— Какое, спрашиваешь, окружение? Да так… Ближе всех Ваня. Милый мальчик, одаренный, когда-то чистый, но весь уже полинявший в соперничестве. Ценит тех, о ком говорят громко и часто. У вас есть всякие Дома, салоны, везде можно найти дело по вкусу. У нас пойти некуда… Жизни города не чувствуешь… Собраться негде… Собрались как-то под вывеской «Театра кукол», поскучали и разошлись. Потому что друг другу неинтересны, и вообще-то чувствуется, что занимаемся чем-то не тем — скукой, чепухой, далее-е-кой от того, что таит в себе сама профессия. Много безликости. Художники никогда не читают местных писателей; писатели не бывают у художников в мастерских; композиторы пишут деревянную музыку и сами ее слушают. Это удивительно… В Москве тяжело, ритм, беготня, нервы — как ты живешь там, не знаю. А в провинции скучно. Недаром же зовет Москва к себе пирогами.
— Нет у нас пирогов.
— Выбрасывают, тебе просто некогда.
— Не ерничай… Проверю.
— Вот, Егор. И между тем столько судеб, ка-а-ких судеб, но все врозь, нет какого-то пятачка, на котором бы все сошлись и раскрылись. Поврозь, поврозь. Иногда надо пойти к кому-то и поговорить о самом-самом…
— Домой! домой! — сказал Егор. — Надо в Кривощеково возвращаться. Навсегда. Домом должна быть Сибирь.

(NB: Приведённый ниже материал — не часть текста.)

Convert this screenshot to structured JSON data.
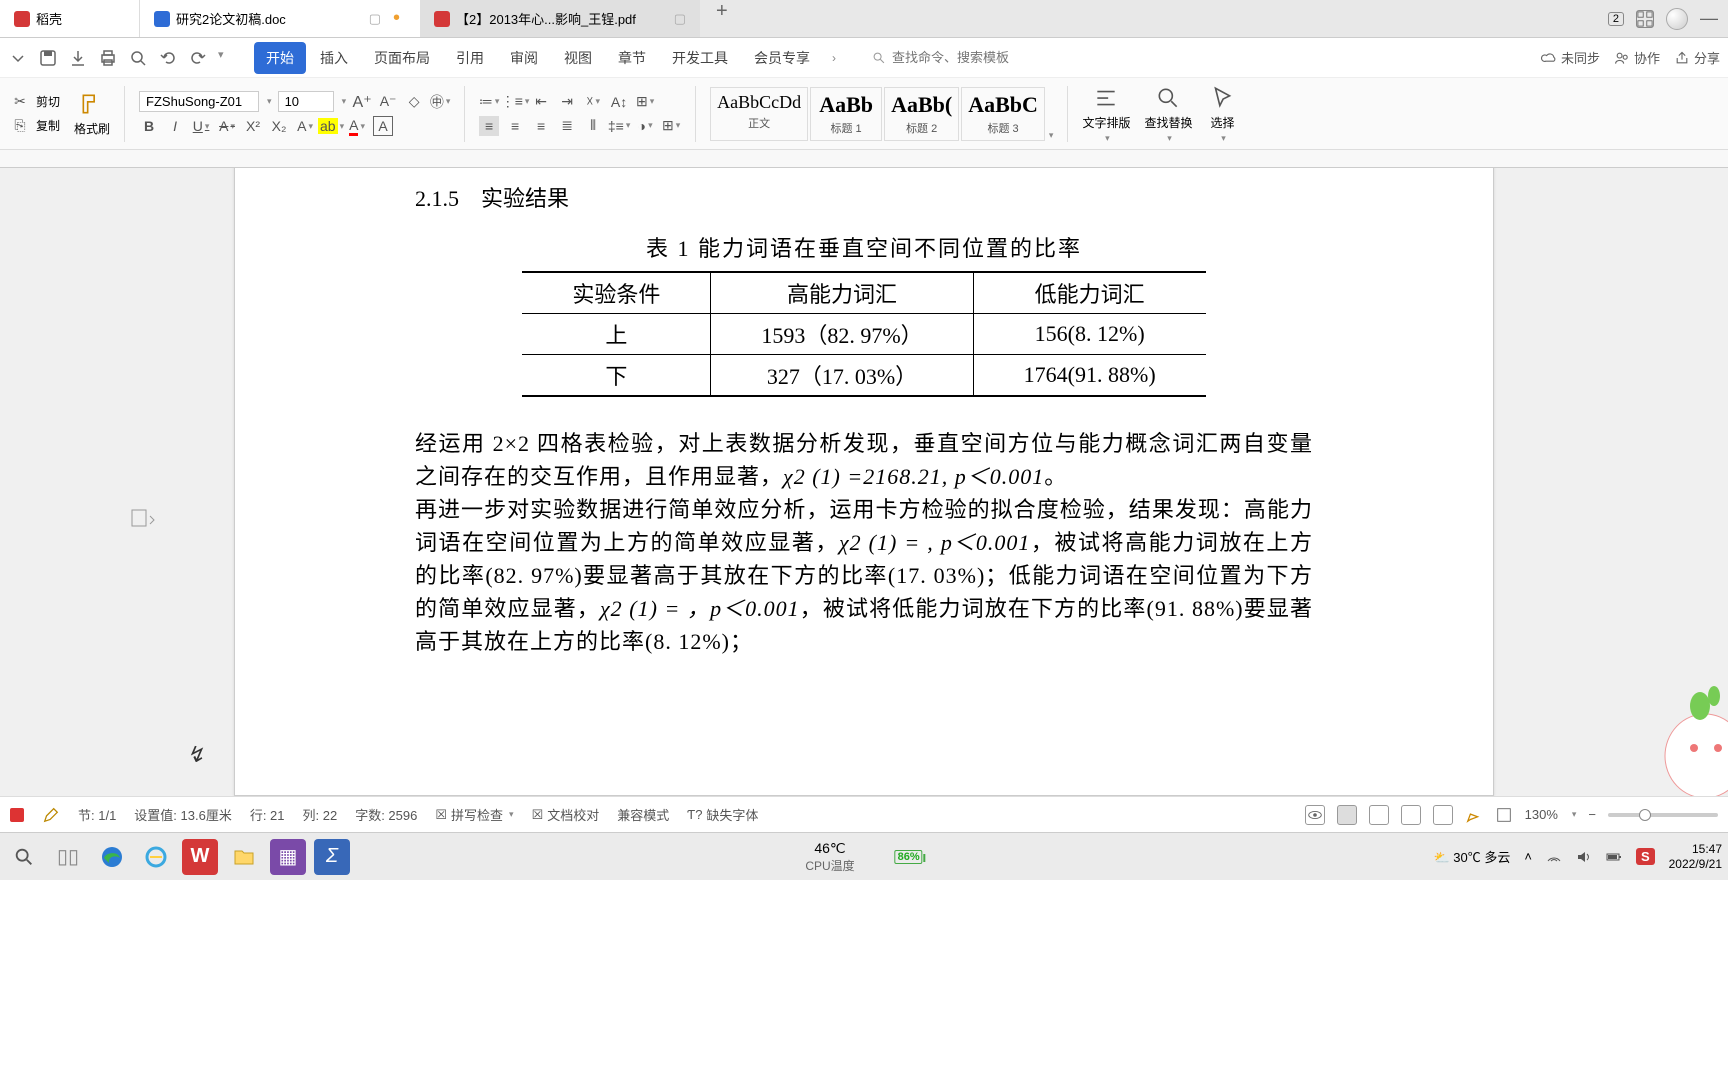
{
  "tabs": {
    "app": "稻壳",
    "active": "研究2论文初稿.doc",
    "inactive": "【2】2013年心...影响_王锃.pdf",
    "windowCount": "2"
  },
  "menu": {
    "items": [
      "开始",
      "插入",
      "页面布局",
      "引用",
      "审阅",
      "视图",
      "章节",
      "开发工具",
      "会员专享"
    ],
    "searchPlaceholder": "查找命令、搜索模板",
    "sync": "未同步",
    "collab": "协作",
    "share": "分享"
  },
  "ribbon": {
    "cut": "剪切",
    "copy": "复制",
    "formatPainter": "格式刷",
    "fontName": "FZShuSong-Z01",
    "fontSize": "10",
    "styles": [
      {
        "preview": "AaBbCcDd",
        "label": "正文",
        "big": false
      },
      {
        "preview": "AaBb",
        "label": "标题 1",
        "big": true
      },
      {
        "preview": "AaBb(",
        "label": "标题 2",
        "big": true
      },
      {
        "preview": "AaBbC",
        "label": "标题 3",
        "big": true
      }
    ],
    "textLayout": "文字排版",
    "findReplace": "查找替换",
    "select": "选择"
  },
  "document": {
    "sectionHeading": "2.1.5　实验结果",
    "tableCaption": "表 1 能力词语在垂直空间不同位置的比率",
    "table": {
      "headers": [
        "实验条件",
        "高能力词汇",
        "低能力词汇"
      ],
      "rows": [
        [
          "上",
          "1593（82. 97%）",
          "156(8. 12%)"
        ],
        [
          "下",
          "327（17. 03%）",
          "1764(91. 88%)"
        ]
      ]
    },
    "para1a": "经运用 2×2 四格表检验，对上表数据分析发现，垂直空间方位与能力概念词汇两自变量之间存在的交互作用，且作用显著，",
    "chi1": "χ2 (1) =2168.21, p＜0.001",
    "para1b": "。",
    "para2a": "再进一步对实验数据进行简单效应分析，运用卡方检验的拟合度检验，结果发现：高能力词语在空间位置为上方的简单效应显著，",
    "chi2": "χ2 (1) = , p＜0.001",
    "para2b": "，被试将高能力词放在上方的比率(82. 97%)要显著高于其放在下方的比率(17. 03%)；低能力词语在空间位置为下方的简单效应显著，",
    "chi3": "χ2 (1) =  ，p＜0.001",
    "para2c": "，被试将低能力词放在下方的比率(91. 88%)要显著高于其放在上方的比率(8. 12%)；"
  },
  "chart_data": {
    "type": "table",
    "title": "表 1 能力词语在垂直空间不同位置的比率",
    "columns": [
      "实验条件",
      "高能力词汇 count",
      "高能力词汇 %",
      "低能力词汇 count",
      "低能力词汇 %"
    ],
    "rows": [
      {
        "condition": "上",
        "high_count": 1593,
        "high_pct": 82.97,
        "low_count": 156,
        "low_pct": 8.12
      },
      {
        "condition": "下",
        "high_count": 327,
        "high_pct": 17.03,
        "low_count": 1764,
        "low_pct": 91.88
      }
    ],
    "chi_square_interaction": {
      "df": 1,
      "value": 2168.21,
      "p": "<0.001"
    }
  },
  "status": {
    "section": "节: 1/1",
    "setting": "设置值: 13.6厘米",
    "line": "行: 21",
    "col": "列: 22",
    "words": "字数: 2596",
    "spellCheck": "拼写检查",
    "docCheck": "文档校对",
    "compat": "兼容模式",
    "missingFont": "缺失字体",
    "zoom": "130%"
  },
  "taskbar": {
    "appsLabel": "",
    "cpuTemp": "46℃",
    "cpuLabel": "CPU温度",
    "battery": "86%",
    "weather": "30℃ 多云",
    "ime": "S",
    "time": "15:47",
    "date": "2022/9/21"
  }
}
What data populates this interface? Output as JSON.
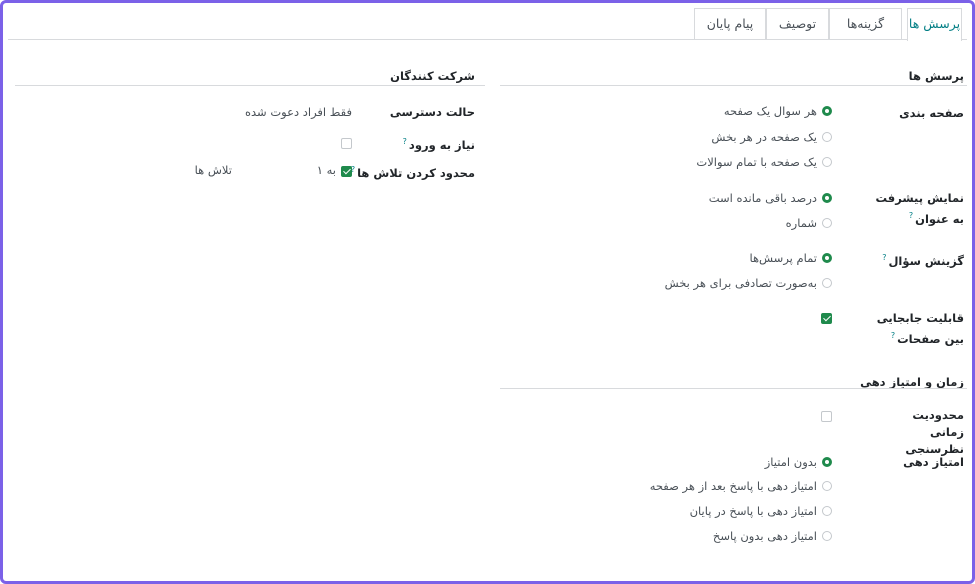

— Приезжала тут выступать перед зрителями Лиза. Что такого, казалось бы, было? Выступит, придет — сядет за столом, пьет вино и шутит, изображает в лицах знаменитых москвичей. На прощание показывала нам сценические наряды — белое платье, темное, парижское. Было ли ей хорошо с нами — неизвестно. Зато когда проводили ее и на другой день уже незачем было собираться, и не с кем, не для кого, думалось целый месяц, что вместе с нею покинуло наш маленький город что-то живое, умное, загадочное и прекрасное…
— С Лилей-то как? Хорошо живете?
— Ничего. Мне кажется, иногда она тоскует по старому своему времени. А может, лишь кажется… А где…
— Владислав? В Москве. Сейчас вот я снимался с ним. — Егор скрывал, как тот горюет. — Гуляет. Мы его не раскусили тогда. Умный, очень талантливый. Но рамок для него не существует. Имя уже заработал себе, нарасхват.
— Тебе тоже нужно имя.
— Еще ничего не имея, я отказался от многих ролей, которые бы мне принесли имя. Какое? — не важно. Имя. Все говорят, произносят, ты везде — на открытках, на встречах, в рецензиях. Это я пропустил, не жалея. Для чести хорошо, конечно, но имени нет. Нету. Ты пойми меня: я не жалею.
— Нравственно.
— А в жизни есть такие простые потребности, и они такие неискоренимые (потому что без этого всякий пропадает), которых искусство никогда не касается. А если и коснется, то опять не в жилу. Имя, положение мужа, теплая выгодная работа, детский садик, пища, хорошая квартира, отдых — вот на что уходят силы. Как сказать об этом, чтобы не было пошло, низменно? Как? Ведь почти все думают о своем положении. На этом часто стоит жизнь. Высший смысл? Очень немногим нужен. Я лишил себя многого, но это ничуть не значит, что я прав. Ты тоже лишил себя. И много ли таких, кто тебя за это уважает? И даже жена, наипреданнейшая, тихо, по-своему, может корить тебя, чувствовать себя не совсем счастливой, оглядываться на чужое гнездо, а бабы похуже — просто бросают всех тех, кто уже на пути к положению, но за два шага до победы. Устали ждать. Намучились. Это жизнь, жизнь человеческая. К сожалению, к счастью ли, неписаный закон стоимости человека (кто чего стоит) установили женщины. В них говорит природа, самозащита. К чему я это? Не знаю даже. К тому, как это выразить? Или мне плохо? Да нет. Нормально. А если плохо, то опять же от другого,
Они помолчали несколько минут, и в темноте на Егора опять нашло, он думал о письме к
— Видишь, Егор… — снова послышался голос Дмитрия. — Ты заснул?
— Нет.
— О ней?
— Ага. Ага, Димок. Что ты хотел? Говори, говори.